GEHC overstates the case. First, Judge Polster's recusal was not from the entire case but only from the Deckers' motion for prejudgment interest. Second, he gave motion-specific reasons for recusal, citing his firsthand knowledge of the parties' settlement efforts and his concern [*27]  that ruling on the Deckers' motion would undermine his ability to mediate other settlements in the MDL. Third, he avowed that his limited recusal was not due to any financial conflict or to any actual or perceived bias toward either party. GEHC has not shown otherwise.

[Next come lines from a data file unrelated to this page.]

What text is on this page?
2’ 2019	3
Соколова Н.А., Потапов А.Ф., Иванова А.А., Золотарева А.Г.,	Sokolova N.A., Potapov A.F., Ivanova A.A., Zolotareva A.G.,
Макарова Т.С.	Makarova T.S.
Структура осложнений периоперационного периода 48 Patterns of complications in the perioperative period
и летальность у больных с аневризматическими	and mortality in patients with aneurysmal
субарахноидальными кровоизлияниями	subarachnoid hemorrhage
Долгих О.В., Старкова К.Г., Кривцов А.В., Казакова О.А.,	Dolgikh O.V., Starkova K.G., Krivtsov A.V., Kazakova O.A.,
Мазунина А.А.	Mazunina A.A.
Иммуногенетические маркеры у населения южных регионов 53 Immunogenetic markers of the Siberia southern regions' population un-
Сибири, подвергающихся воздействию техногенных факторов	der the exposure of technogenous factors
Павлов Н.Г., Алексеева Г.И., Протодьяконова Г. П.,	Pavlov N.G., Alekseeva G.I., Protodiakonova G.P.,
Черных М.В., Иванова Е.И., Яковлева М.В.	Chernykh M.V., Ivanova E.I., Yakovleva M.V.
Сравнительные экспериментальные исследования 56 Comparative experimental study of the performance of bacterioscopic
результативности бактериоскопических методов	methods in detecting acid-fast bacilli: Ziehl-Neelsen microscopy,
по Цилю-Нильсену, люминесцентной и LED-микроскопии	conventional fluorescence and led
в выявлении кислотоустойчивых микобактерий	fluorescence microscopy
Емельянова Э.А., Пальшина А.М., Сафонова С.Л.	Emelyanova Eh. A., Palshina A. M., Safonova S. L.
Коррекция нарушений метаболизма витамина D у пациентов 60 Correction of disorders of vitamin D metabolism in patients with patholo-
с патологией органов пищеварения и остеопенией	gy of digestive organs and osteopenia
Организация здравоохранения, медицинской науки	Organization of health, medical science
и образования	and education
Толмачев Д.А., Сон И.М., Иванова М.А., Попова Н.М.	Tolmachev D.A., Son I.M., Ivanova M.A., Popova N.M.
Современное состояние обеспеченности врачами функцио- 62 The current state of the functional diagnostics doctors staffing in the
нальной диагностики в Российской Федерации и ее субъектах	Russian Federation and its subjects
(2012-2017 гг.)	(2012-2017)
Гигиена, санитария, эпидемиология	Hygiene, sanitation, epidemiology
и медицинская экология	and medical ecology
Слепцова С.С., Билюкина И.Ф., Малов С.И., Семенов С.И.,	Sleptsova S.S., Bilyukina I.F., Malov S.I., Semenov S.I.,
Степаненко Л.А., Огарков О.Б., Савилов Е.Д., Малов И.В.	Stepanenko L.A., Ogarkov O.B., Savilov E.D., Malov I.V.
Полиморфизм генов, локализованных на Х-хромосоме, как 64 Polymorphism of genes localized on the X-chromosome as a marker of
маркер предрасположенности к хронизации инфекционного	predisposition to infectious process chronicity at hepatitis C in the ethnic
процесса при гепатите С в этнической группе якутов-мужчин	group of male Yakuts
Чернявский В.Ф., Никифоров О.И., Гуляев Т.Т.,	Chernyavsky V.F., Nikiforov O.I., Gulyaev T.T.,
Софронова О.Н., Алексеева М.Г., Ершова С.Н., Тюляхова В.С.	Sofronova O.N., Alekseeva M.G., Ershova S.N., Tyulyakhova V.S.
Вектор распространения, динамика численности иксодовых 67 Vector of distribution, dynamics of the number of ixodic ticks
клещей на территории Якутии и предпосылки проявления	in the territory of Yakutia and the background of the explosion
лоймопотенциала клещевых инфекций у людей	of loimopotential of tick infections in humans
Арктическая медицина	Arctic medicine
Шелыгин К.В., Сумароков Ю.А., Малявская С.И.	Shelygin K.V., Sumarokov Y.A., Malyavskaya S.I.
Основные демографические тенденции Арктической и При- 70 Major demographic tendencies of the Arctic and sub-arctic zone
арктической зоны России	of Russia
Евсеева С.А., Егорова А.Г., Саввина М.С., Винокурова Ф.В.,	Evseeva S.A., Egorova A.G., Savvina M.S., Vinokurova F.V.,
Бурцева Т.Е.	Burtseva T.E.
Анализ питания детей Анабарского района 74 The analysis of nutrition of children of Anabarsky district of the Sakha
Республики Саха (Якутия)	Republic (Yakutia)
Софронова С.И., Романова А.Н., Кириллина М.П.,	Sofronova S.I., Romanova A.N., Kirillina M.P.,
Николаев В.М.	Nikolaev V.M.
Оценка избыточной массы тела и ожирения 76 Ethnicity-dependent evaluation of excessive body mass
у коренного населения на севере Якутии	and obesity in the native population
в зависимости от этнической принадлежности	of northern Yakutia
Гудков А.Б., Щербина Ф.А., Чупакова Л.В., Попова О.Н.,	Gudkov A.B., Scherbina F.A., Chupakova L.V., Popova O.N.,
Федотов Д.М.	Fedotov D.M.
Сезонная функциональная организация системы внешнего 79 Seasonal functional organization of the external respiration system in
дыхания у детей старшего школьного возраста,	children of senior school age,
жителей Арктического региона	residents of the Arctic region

Therefore, the reasons for Judge Polster's recusal from the Deckers' prejudgment interest motion are specific to that motion, do not impugn his impartiality or the appearance thereof with respect to the jury trial or any other proceeding, and simply do not count in favor of his disqualification from the entire case. Vacatur and a new trial are not required to ensure the appearance of impartiality and public confidence in the judiciary. Accordingly, Judge Polster did not abuse his discretion in holding that recusal from the Deckers' motion for prejudgment interest does not require a new trial.